Reserving a place for expanded events and revenue is the $650,000 Southdown Pavilion that was built in 2004. The structure is 80 wide by 150 long and can be rented for multiple functions.

With the addition of other buildings and contents for display, Southdown Plantation preserves not only artifacts from the Antebellum age, but features industrial and cultural contributions from the region to the nation. Display rooms are dedicated to local industry, Mardi Gras celebrations, artists, writers and the rebuilt office of Sen. Allen J. Ellender hold a surprising draw of public attention.

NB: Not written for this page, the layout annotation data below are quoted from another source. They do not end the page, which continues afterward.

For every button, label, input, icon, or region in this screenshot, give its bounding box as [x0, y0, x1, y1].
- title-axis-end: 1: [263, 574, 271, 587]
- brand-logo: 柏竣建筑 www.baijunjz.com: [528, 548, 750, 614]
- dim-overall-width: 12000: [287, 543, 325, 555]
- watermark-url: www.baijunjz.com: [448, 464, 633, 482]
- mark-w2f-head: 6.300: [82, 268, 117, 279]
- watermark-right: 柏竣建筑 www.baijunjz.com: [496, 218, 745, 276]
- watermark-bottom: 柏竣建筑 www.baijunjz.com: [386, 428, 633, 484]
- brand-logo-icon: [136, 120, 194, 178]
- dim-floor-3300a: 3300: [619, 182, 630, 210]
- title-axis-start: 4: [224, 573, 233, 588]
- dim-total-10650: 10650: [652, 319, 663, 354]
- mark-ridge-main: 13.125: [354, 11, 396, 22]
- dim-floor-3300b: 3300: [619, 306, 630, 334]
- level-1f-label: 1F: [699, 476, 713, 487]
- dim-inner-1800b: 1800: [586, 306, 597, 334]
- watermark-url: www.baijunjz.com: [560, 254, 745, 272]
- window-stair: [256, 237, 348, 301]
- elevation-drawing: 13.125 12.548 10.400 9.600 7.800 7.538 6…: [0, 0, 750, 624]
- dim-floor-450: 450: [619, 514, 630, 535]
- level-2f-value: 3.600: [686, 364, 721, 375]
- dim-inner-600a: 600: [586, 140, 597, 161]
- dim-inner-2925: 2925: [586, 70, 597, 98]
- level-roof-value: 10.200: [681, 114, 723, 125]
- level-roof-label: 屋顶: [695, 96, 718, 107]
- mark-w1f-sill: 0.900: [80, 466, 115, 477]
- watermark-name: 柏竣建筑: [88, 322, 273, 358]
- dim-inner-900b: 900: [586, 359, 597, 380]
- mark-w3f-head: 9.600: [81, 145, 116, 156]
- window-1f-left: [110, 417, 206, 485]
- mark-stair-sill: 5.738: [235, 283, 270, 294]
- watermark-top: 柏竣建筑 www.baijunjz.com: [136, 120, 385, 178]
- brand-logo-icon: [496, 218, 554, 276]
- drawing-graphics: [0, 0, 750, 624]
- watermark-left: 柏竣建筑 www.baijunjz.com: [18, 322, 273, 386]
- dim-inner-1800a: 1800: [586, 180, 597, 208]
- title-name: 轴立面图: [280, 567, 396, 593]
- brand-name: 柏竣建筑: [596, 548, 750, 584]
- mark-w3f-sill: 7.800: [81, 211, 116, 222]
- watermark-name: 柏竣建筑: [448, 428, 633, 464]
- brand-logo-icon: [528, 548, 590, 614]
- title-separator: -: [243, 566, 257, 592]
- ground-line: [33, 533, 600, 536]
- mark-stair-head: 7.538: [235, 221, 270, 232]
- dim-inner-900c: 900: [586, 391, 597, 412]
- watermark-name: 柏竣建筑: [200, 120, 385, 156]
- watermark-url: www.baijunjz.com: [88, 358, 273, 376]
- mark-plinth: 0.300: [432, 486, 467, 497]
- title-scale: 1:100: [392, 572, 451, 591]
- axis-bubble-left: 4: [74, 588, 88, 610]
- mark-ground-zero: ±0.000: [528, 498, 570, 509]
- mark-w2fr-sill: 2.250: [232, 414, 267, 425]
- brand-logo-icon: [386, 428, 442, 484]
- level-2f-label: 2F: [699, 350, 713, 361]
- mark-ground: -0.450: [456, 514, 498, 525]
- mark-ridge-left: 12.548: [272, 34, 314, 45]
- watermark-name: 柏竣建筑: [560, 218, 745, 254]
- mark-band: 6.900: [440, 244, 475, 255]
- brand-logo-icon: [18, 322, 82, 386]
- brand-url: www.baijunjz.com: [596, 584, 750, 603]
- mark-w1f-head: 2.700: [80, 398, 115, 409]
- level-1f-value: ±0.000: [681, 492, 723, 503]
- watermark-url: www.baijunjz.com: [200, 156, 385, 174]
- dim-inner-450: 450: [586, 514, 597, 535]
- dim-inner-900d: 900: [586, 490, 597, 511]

“If places like Southdown are not supported by the community they are going to go away,” Labat said.

Lasting Color

The big question still connected to Southdown’s past, present and future remains: Why is the main house painted pink?

Following the Civil War, the South laid in financial ruin. Once proud and wealthy families had to drastically change lifestyles from what they had become accustom. This included cutting costs associated with painting their homes.

Those that remember Southdown as a white building when the sugar mill was in operation, were surprised in 1975 when a paint chip analysis revealed that sometime, more than a century before sugar processing would end at this location, the main house had been painted pink – or some variation of red which had faded years before new coats of white were added to conceal the color.

The reason, according to Lee Shaffer III, was because pigments used to make red paint were the least expensive in the 1860s. The notion of using red (generally associated with the color of barns), or a blended version that came out pink, would be a mark of embarrassment and shame to affluent people of the 19th Century.

Some remaining Minor family members rejected the notion that their home had ever been anything but white. “I remember my grandmother would argue, ‘It was never pink,’” Shaffer said. “Personally, I’m glad they restored it to pink. It makes it stand out.”

Three months on the job, Southdown Plantation Executive Director Rachel Cherry says her business marketing skills and knowledge of history will generate a new level of attention to the Terrebonne Parish attraction. Southdown Plantation will host its 30th anniversary celebration with a public Family Day Open House from 1 to 5 p.m. on Saturday.